Museum's Next Blockbuster
New York is "boring" while Houston art scene thrives, architect tells crowd at MFAH groundbreaking
Just as one Houston landmark — the international concourse at Hobby Airport — opened on Thursday, another grand project with blockbuster potential got underway with a groundbreaking for the new Glassell School of Art as part of a massive makeover of the 14-acre Museum of Fine Arts, Houston campus.
And the nationally renown architect for the project — Steven Holl — found it all very exciting.
"I got here at 4:45 (the day before) and they let me into the museum to see this fabulous Mark Rothko show, which I have to say is amazing and absolutely spiritually moving," Holl said. "It reminds me that Houston is so important in America because New York is a little boring."
The Glassell School, slated to open in 2017, will feature an 80,000-square-foot L-shape building with a sloped walkway and amphitheater leading to the BBVA Roof Garden, providing an expansive view of the newly-named Fayez S. Sarofim Campus, with Hermann Park beyond.
The new school will double the size of the old building, which was demolished to make way for the expansion, with fully digital studios and classrooms, exhibition space, an auditorium and street-level cafe.
"The way this building is made, you have an incline plane and you have the theater that leads to the roof terrace, which really is about the whole campus," Holl said.
Big gamble
Holl and architect Chris McVoy took a gamble when bidding for the overall project that also includes a new museum building named for Nancy and Rich Kinder. It will begin construction in two years. The entire project, which includes three significant new buildings, extensive underground parking, public plazas, reflecting pools and landscaped gardens, is expected to be completed by late 2019.
The museum asked for a garage to be included in the overall plan, but Holl presented a proposal to put parking underground to allow for space for the Glassell sculpture terrace and expansive views of the campus.
"It was frightening for us to be disobedient and not do the parking garage, but Nancy (Kinder) got it right away. And I felt that somehow we would prevail and win the competition," Holl said.

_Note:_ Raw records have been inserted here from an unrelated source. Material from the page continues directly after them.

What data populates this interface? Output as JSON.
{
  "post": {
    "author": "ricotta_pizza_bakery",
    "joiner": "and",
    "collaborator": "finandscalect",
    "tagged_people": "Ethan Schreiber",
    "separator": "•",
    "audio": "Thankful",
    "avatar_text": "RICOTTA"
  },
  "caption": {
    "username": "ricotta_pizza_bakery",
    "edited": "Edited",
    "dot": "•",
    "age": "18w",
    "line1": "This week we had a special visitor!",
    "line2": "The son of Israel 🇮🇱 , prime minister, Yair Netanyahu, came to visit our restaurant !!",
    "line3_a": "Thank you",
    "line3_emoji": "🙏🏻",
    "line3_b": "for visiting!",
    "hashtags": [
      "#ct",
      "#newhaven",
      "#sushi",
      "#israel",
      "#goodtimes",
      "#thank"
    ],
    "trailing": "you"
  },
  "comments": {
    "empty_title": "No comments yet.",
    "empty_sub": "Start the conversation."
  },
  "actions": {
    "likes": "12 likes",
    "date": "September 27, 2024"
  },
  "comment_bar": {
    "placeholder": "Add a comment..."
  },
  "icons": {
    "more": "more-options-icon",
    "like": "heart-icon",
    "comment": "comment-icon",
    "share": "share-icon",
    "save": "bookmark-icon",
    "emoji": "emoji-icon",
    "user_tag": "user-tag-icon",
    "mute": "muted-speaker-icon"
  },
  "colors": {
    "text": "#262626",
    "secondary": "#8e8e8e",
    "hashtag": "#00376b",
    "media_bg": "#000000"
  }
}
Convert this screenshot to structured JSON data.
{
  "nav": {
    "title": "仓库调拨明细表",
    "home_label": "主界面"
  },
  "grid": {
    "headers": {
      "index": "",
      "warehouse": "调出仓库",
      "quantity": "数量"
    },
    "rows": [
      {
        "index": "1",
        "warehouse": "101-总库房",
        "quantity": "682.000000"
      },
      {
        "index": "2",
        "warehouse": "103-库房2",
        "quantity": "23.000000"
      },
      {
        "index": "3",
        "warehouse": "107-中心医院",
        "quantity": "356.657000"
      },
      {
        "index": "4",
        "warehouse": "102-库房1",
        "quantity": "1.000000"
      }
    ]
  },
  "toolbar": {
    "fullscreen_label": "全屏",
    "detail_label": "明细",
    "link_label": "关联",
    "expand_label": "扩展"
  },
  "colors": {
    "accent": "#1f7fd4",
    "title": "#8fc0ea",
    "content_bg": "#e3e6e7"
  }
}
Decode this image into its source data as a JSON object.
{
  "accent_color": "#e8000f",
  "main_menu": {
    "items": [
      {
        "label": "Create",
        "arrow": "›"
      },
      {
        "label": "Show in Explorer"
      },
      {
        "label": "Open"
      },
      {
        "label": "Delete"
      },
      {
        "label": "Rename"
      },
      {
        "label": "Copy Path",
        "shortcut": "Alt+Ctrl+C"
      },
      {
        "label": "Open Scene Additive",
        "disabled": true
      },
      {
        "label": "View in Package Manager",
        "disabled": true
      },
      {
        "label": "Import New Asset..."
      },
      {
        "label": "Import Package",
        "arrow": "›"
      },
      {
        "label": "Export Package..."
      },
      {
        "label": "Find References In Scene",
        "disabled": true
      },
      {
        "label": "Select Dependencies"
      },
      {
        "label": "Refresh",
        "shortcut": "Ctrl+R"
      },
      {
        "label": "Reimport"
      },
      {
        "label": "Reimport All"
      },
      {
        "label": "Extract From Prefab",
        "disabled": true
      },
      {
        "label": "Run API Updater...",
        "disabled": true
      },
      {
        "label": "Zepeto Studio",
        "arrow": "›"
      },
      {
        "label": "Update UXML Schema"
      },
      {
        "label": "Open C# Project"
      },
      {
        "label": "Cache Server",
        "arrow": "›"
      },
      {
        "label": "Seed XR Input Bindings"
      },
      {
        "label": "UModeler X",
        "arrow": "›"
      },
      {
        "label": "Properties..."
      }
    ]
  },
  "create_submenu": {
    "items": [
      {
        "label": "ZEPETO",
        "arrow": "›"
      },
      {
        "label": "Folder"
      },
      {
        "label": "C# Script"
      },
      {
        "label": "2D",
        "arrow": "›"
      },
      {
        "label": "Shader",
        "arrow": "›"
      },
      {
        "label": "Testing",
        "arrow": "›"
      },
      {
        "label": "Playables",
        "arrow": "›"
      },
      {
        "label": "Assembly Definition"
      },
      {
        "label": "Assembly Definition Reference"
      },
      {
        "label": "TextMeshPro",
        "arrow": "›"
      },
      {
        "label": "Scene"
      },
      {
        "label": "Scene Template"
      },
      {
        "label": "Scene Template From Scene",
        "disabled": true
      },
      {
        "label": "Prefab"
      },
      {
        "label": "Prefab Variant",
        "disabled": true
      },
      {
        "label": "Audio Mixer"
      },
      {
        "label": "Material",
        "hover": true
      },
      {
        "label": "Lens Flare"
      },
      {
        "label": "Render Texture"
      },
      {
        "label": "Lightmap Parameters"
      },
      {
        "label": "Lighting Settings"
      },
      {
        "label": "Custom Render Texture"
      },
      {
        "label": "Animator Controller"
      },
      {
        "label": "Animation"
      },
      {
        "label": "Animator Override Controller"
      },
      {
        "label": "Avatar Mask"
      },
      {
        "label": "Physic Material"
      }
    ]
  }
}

"So today, after four years, this is a very exciting moment for an architect. This is a project I think that is probably the most important one we will do, possibly because Mies van der Rohe is watching. He's right over there," Holl added, referring to the iconic MFAH building designed by Ludwig Mies van der Rohe in 1958, now called Cullinan Hall, across the way on Bissonnet.
Big donors
Sarofim gave $70 million to the overall museum project and the Kinders donated $50 million.
Other donors singled out by MFAH chairman Rich Kinder at the groundbreaking for giving $10 million or more are Cornelia and Meredith Long, Clare Glassell, Ann and Charles Duncan, The Brown Foundation, the Sarah Campbell Blaffer Foundation, The Cullen Foundation, the Wortham Foundation, and Lynn and Oscar Wyatt.
As the largest corporate donor, BBVA Compass gave $8 million to the project. "We recognize the life-changing power of art and strive to make it accessible to everyone in our community, from the young to the young at heart," said BBVA Compass chairman and CEO Manolo Sánchez, an MFAH trustee.
"And we help to support the city as being a more attractive place to live, which we already know, but it's one of the best-kept secrets in other parts of the world and the nation. They don't realize the phenomenal cultural infrastructure we are building and we already have here in Houston.
"The expansion of the campus is providing an opportunity for the Latin American collection to be exhibited. The museum has the strongest Latin American collection in the world. That's also a great opportunity to connect with Latinos and the Hispanic community in town, when they see their heritage being part of this serious art space."
At the groundbreaking, MFAH director Gary Tinterow also announced that New York landscape architect Deborah Nevins has been retained to "create an urban pedestrian experience like no other in Houston" on the museum campus.
Holl recalled he was recently asked by a reporter what his architecture will give to the Houston community. "I remembered a Winston Churchill sentence — 'first we shape our buildings and then they shape us.' I really believe that architecture changes the way we live. It is going to be a great project."